Spain's Constitutional Court suspends Catalonia's Declaration of Sovereignty

Originally published in VilaWeb on May 8, 2013

The State's Attorney General appealed the Declaration considering it an “open challenge to the constitution with political and judicial ramifications”

The Spanish Constitutional Court has suspended the Declaration of Sovereignty approved by the Parliament of Catalonia last January 23, and has agreed to hear the appeal of the Spanish Government. It’s the first time in the history of the democracy of the Spanish State that it has suspended a parliamentary declaration.

The consequences of the decision are not yet clear, since it might also effect legislation based on the declaration, like for example, the creation of the National Transition Advisory Council.

Now the Constitutional Court has five months—beginning from March 8, when the appeal was presented—to completely analyze the matter and decide if it will declare the declaration unconstitutional.

The appeal of the attorney general emphasizes the fact that the Catalan people cannot be a sovereign political or judicial subject and that, in any case, the sovereignty to decide on a hypothetical secession resides in the whole of the Spanish people. According to the attorney general's appeal, the Declaration of Sovereignty approved by the Parliament is an “open challenge to the constitution” which “has political and judicial ramifications”. For the attorney general, that the Catalan people be defined as a “sovereign political and judicial subject” is “neither more nor less than an act of constituent power” which attributes the right to secession to the Catalan people.

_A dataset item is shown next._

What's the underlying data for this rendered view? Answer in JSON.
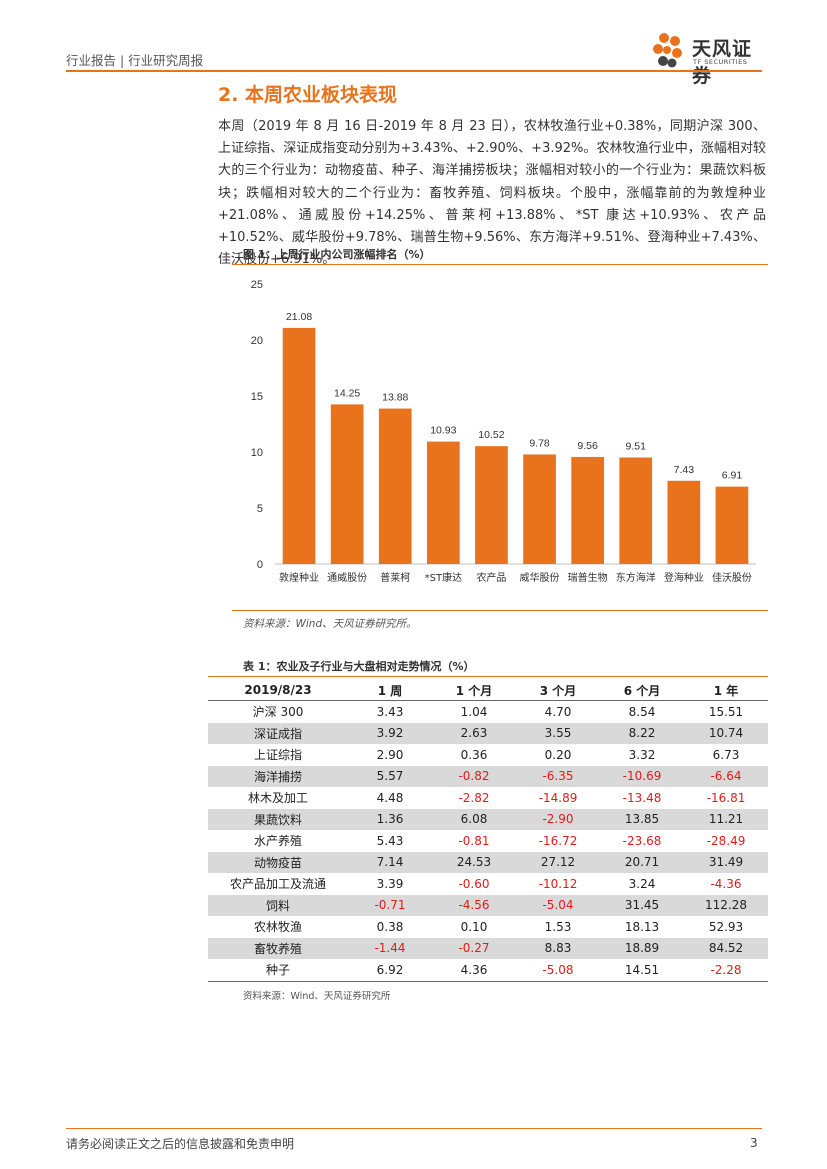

The Parliament is preparing its defense 

The president of the Parliament, Núria de Gispert, announced that she has already ordered the legal services of the Catalan chamber to prepare the brief of the pleadings, which must be presented within twenty days. De Gispert qualified the decision as unusual, and noted that it doesn't make any “judicial sense” bringing a political declaration to the Constitutional Court. “We have never before had a proposed resolution, that has the meaning that it has, that comes from a political initiative, that is a political declaration; we have never before had a proposed resolution appealed before,” the president said. She has called for a meeting of the Board of Speakers on Thursday morning.